Darlington Nagbe's call into the US national team for the upcoming World Cup qualifiers against St. Vincent & the Grenadines and Trinidad & Tobago didn't happen in a vacuum.
Let's sum up:
- The US are in their worst in-CONCACAF run in decades, having gone winless in four straight home games vs. regional foes
- The US have out-shot only two of their last 10 opponents
- Nagbe is playing the best soccer of his career
The Liberian-born midfielder (and we can and will refer to him only as "midfielder" from now on, not "attacker" or "winger") has flourished over the past month in a full-time, central midfield role. He's been able to consistently win second balls, consistently be a nuisance in passing lanes, and consistently make the sort of "right place, right time" plays that a No. 8 really needs to make.
These were all questions at the start of October. Nagbe had been used primarily as a wide player with the Portland Timbers, flashing bits of breathtaking skill in between bouts of soul-crushing anonymity. He should be a better, more effective winger; he has speed on and off the ball, the ability to control the ball with his first touch that is, perhaps, unmatched in the US pool, and he is the most effective 1-v-1 player in MLS.
Yet he's never offered off-the-ball penetration from that spot, which is the first duty of any true winger. He prefers to drift toward the play rather than extend the field away from it, which is why some fans have felt that his move to the center is overude.
With that positional adjustment there have been more moments on the ball, as Ben Baer chronicled here on Thursday:
|Nagbe Passes/Touches Before and After Position Switch|
|Period||Touches Per 90||Passes Per 90|
Getting a guy who completes nearly 90 percent of his passes more chances to do just that was a season-changing idea from the Portland braintrust. Add in the fact that Nagbe led the league in chances created from open play, and it's a pretty good correlation/causality argument about how Portland went from winning just once in six to thier current five-game unbeaten run, a streak that has them on the precipice of a spot in the Western Conference Championship of the Audi 2015 MLS Cup Playoffs.
Chance creation is just one of the problems the current USMNT face, though. Another is the haphazard way Klinsmann has them shuttling the ball from back-to-front, an issue born of the tactical (and personnel) instability inherent in the current regime.
Klinsmann's ideal seems to be lining Kyle Beckerman up as a lone No. 6 in a diamond midfield, putting the possession initiation duties onto the shoulders of the RSL legend. But smart teams like Mexico, Costa Rica and Panama have consistently flooded that zone against lone holders, forcing Klinsmann to flatten out the diamond into more of a straight 4-4-2. That shift forces a disconnect between the midfield and backline, and now you're in longball country - unless Michael Bradley drops deep to help with initiation.
But when that happens, guess what? Now you've got your main midfield chance creator (Bradley) 50 yards from the forward line trying to play through a midfield in which he's at a numerical disadvantage.
Nagbe's presence, then, should facilitate a shift to the 4-3-3. Klinsmann can start Beckerman (or one of the other d-mids in the pool) as a No. 6, with Bradley and Nagbe as box-to-box runners also in central midfield. In theory this will cut down on midfield turnovers - that's the point of having three excellent passers in midfield, right? - while giving Beckerman protection against teams that try to overrun him.
It also puts two guys in central midfield who can carry the ball forward at pace. Some of the best US moments of late have come when Bradley has gotten the ball on his foot and has a head of steam, simply cutting out defenders on the dribble.
Nagbe can do the same thing, only faster. He covers ground like a rocketized gazelle:
I'm not saying that Nagbe is the one-stop shop for fixing all the US problems. He's not going to dribble an entire defense like that on the regular, and neither is Bradley, and neither is anyone else in the US pool (or anyone's pool, save for a full-strength Argentina).
But the threat of it, and Nagbe's security on the ball in completing useful passes, will force opposing defenses to collapse to him and subsequently open the flanks.
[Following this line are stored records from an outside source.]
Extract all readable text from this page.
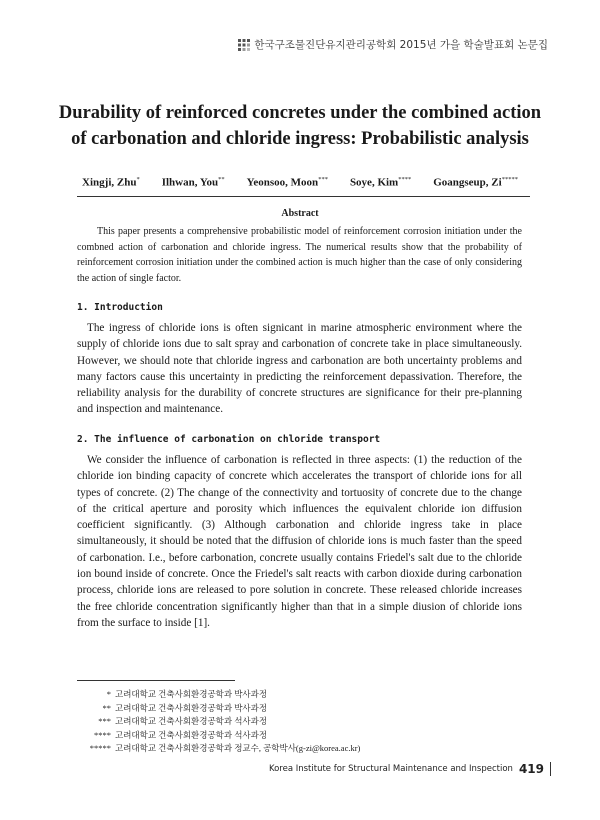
한국구조물진단유지관리공학회 2015년 가을 학술발표회 논문집
Durability of reinforced concretes under the combined action
of carbonation and chloride ingress: Probabilistic analysis
Xingji, Zhu* Ilhwan, You** Yeonsoo, Moon*** Soye, Kim**** Goangseup, Zi*****
Abstract

This paper presents a comprehensive probabilistic model of reinforcement corrosion initiation under the combned action of carbonation and chloride ingress. The numerical results show that the probability of reinforcement corrosion initiation under the combined action is much higher than the case of only considering the action of single factor.

1. Introduction

The ingress of chloride ions is often signicant in marine atmospheric environment where the supply of chloride ions due to salt spray and carbonation of concrete take in place simultaneously. However, we should note that chloride ingress and carbonation are both uncertainty problems and many factors cause this uncertainty in predicting the reinforcement depassivation. Therefore, the reliability analysis for the durability of concrete structures are significance for their pre-planning and inspection and maintenance.

2. The influence of carbonation on chloride transport

We consider the influence of carbonation is reflected in three aspects: (1) the reduction of the chloride ion binding capacity of concrete which accelerates the transport of chloride ions for all types of concrete. (2) The change of the connectivity and tortuosity of concrete due to the change of the critical aperture and porosity which influences the equivalent chloride ion diffusion coefficient significantly. (3) Although carbonation and chloride ingress take in place simultaneously, it should be noted that the diffusion of chloride ions is much faster than the speed of carbonation. I.e., before carbonation, concrete usually contains Friedel's salt due to the chloride ion bound inside of concrete. Once the Friedel's salt reacts with carbon dioxide during carbonation process, chloride ions are released to pore solution in concrete. These released chloride increases the free chloride concentration significantly higher than that in a simple diusion of chloride ions from the surface to inside [1].

* 고려대학교 건축사회환경공학과 박사과정
** 고려대학교 건축사회환경공학과 박사과정
*** 고려대학교 건축사회환경공학과 석사과정
**** 고려대학교 건축사회환경공학과 석사과정
***** 고려대학교 건축사회환경공학과 정교수, 공학박사(g-zi@korea.ac.kr)
Korea Institute for Structural Maintenance and Inspection 419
The US have been suffocating from lack of space, and he should help them breathe.
A few more notes:
3. While Nagbe is an elite chance creator, he's not a creator of elite chances. Of the 121 open play chances he's created over the last two years, only three of them were "big" chances - chances that, by Opta's reckoning, should be put away. For some context: 12 of the 97 chances Diego Valeri has created in that time were big chances.
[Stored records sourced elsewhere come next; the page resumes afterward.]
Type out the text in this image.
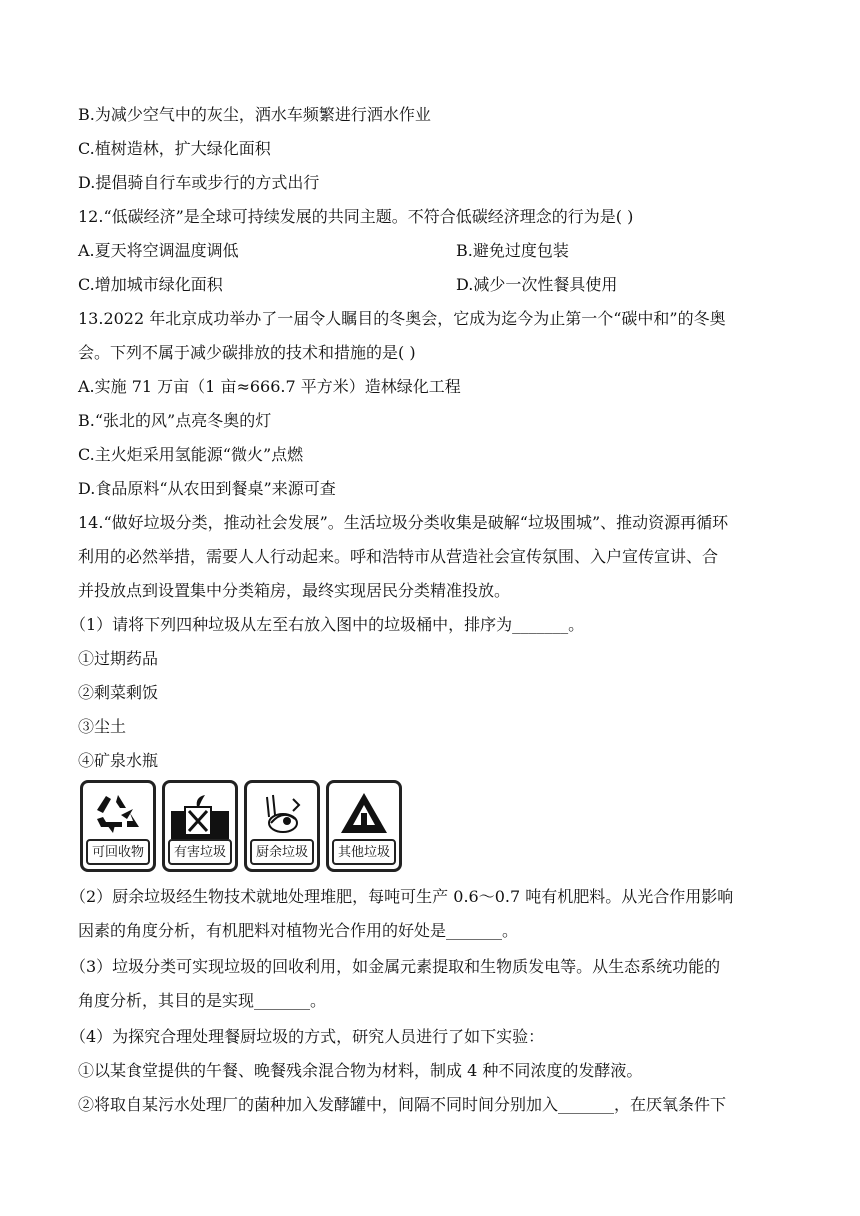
B.为减少空气中的灰尘，洒水车频繁进行洒水作业
C.植树造林，扩大绿化面积
D.提倡骑自行车或步行的方式出行
12.“低碳经济”是全球可持续发展的共同主题。不符合低碳经济理念的行为是( )
A.夏天将空调温度调低	B.避免过度包装
C.增加城市绿化面积	D.减少一次性餐具使用
13.2022 年北京成功举办了一届令人瞩目的冬奥会，它成为迄今为止第一个“碳中和”的冬奥
会。下列不属于减少碳排放的技术和措施的是( )
A.实施 71 万亩（1 亩≈666.7 平方米）造林绿化工程
B.“张北的风”点亮冬奥的灯
C.主火炬采用氢能源“微火”点燃
D.食品原料“从农田到餐桌”来源可查
14.“做好垃圾分类，推动社会发展”。生活垃圾分类收集是破解“垃圾围城”、推动资源再循环
利用的必然举措，需要人人行动起来。呼和浩特市从营造社会宣传氛围、入户宣传宣讲、合
并投放点到设置集中分类箱房，最终实现居民分类精准投放。
（1）请将下列四种垃圾从左至右放入图中的垃圾桶中，排序为_______。
①过期药品
②剩菜剩饭
③尘土
④矿泉水瓶
可回收物	有害垃圾	厨余垃圾	其他垃圾
（2）厨余垃圾经生物技术就地处理堆肥，每吨可生产 0.6～0.7 吨有机肥料。从光合作用影响
因素的角度分析，有机肥料对植物光合作用的好处是_______。
（3）垃圾分类可实现垃圾的回收利用，如金属元素提取和生物质发电等。从生态系统功能的
角度分析，其目的是实现_______。
（4）为探究合理处理餐厨垃圾的方式，研究人员进行了如下实验：
①以某食堂提供的午餐、晚餐残余混合物为材料，制成 4 种不同浓度的发酵液。
②将取自某污水处理厂的菌种加入发酵罐中，间隔不同时间分别加入_______，在厌氧条件下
So anyone expecting him to carve up the midfield with Valderrama-style through-balls or Donovan-like lay-offs shouldn't be holding their breath. Nagbe's not that kind of player.
2. If Nagbe starts, and Bradley starts, and Klinsmann goes to the 4-3-3, that probably does not mean there's a starting midfield role for Jermaine Jones unless Klinsmann puts him or Bradley deep as the No. 6. Which is pretty much the definition of playing with fire.
1. All of the above analysis is moot if Nagbe is started on the flank in any lineup or formation. There's no guarantee Klinsmann is seeing (or wanting) the central midfield Nagbe. He could very well be calling the kid in to play on the wing.